Reports revealed: Google has illegally underpaid thousands of temp workers

Countries with "pay-parity" laws require equitable wages for full-time and temporary workers.

Google-underpaid-his-workers temporary-workers low-pay-parity

Recently, The Guardian and New York Times reports revealed that Google underpaid thousands of international contract workers, violating pay-parity laws in several countries.

 

In December, a group of Google managers discovered that the temporary staffs of the company had been underpaid from some years.

 

The NYT reports revealed that the gap between full time employees and temporary workers were quite significant. The shocking revelations were made after reviewing the company’s emails and documents. This was especially problematic in countries with so-called pay parity laws requiring the company to pay temporary workers the same wages as full-time employees in similar positions.

 

According to The Guardian, Google employs over 900 temporary workers throughout the UK, Ireland, India, Germany, the Netherlands, France, and Poland - all of which enforce local pay-parity laws.

 

In response to The Guardian, Google accepted the mistakes related to the underpaying of several temporary staff.
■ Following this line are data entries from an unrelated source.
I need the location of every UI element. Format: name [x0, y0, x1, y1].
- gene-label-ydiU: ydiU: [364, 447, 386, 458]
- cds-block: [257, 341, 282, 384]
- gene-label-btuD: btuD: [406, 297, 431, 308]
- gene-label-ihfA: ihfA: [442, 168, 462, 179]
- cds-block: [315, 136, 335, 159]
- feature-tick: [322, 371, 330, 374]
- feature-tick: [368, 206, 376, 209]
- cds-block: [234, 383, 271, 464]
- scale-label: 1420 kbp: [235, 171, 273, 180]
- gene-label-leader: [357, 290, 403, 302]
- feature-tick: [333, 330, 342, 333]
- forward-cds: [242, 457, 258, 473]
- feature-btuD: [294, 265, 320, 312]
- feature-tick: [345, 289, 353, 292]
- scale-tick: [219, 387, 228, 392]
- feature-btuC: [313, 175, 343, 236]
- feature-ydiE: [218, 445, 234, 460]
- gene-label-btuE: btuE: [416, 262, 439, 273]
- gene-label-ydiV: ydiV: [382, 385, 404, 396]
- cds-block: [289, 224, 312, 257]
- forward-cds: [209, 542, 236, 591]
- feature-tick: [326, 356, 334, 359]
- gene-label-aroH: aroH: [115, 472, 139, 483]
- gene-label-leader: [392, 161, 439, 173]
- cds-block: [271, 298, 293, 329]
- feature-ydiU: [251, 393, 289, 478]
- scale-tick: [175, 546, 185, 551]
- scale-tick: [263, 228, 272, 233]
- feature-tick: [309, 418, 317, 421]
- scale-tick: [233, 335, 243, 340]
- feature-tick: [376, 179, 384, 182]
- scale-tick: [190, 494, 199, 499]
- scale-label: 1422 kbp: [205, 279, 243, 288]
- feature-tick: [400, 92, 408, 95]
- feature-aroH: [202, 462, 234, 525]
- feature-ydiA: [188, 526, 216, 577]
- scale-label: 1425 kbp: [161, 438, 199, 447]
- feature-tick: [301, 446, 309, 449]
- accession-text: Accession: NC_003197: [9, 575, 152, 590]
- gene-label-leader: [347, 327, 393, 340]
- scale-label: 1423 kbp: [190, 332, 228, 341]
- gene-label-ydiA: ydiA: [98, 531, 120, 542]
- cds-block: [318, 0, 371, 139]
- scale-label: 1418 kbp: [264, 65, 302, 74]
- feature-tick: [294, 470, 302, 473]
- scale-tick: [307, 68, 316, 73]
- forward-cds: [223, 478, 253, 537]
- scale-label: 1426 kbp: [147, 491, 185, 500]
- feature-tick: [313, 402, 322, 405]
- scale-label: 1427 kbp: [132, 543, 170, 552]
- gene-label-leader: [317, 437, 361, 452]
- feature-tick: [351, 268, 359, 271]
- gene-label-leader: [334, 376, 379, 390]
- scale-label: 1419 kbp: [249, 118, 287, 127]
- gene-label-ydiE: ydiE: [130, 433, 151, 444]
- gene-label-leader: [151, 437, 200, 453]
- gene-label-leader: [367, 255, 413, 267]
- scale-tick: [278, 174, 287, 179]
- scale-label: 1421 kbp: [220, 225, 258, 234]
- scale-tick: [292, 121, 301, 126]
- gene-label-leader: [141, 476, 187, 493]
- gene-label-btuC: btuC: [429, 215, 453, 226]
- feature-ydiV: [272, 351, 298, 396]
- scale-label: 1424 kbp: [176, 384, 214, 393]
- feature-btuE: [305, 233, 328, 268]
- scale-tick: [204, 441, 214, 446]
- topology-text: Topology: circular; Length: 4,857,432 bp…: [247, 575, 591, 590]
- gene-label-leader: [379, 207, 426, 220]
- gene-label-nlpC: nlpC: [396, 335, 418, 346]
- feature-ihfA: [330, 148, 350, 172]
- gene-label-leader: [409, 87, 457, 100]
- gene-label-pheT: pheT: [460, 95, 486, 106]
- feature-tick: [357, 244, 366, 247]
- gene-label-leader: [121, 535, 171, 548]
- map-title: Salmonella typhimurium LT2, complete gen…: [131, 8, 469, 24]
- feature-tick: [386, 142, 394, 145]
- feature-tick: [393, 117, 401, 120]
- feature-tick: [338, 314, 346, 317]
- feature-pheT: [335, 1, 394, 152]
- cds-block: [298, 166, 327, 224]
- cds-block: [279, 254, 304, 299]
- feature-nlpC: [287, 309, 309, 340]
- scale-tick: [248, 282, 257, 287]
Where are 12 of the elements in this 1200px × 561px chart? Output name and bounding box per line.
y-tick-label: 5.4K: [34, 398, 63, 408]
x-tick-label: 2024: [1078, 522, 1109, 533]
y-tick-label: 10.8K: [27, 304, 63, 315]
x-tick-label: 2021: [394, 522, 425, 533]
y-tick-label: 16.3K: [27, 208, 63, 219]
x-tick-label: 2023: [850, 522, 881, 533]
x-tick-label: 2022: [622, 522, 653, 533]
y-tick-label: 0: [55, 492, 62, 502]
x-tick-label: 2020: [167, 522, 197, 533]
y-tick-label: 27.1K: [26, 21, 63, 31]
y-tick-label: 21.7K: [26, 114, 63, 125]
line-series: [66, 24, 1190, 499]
The tech giant has also assured of an investigation into the matter. 

 

Google’s Ireland-based manager Alan Barry said this could have given “rise to a flurry of noise/frustration."

 

“I'm also not keen to invite the charge that we've allowed this situation to persist for so long that the correction required is significant,” Barry wrote in an email which was quoted in the NYT report.

 

Also read: Whether Centre used Pegasus or not, can't be put on affidavit: Centre to SC

 

Spyro Karetsos, Google’s chief compliance officer, said in a statement, “While the team hasn’t increased the comparator rate benchmarks for some years, actual pay rates for temporary staff has increased numerous times in that period.”

 

“Nevertheless, it’s clear that this process has not been handled consistent with the high standards to which we hold ourselves as a company. We’re doing a thorough review, and we’re committed to identifying and addressing any pay discrepancies that the team has not already addressed. And we’ll be conducting a review of our compliance practices in this area. In short, we’re going to figure out what went wrong here and why it happened, and we’re going to make it right,” he added.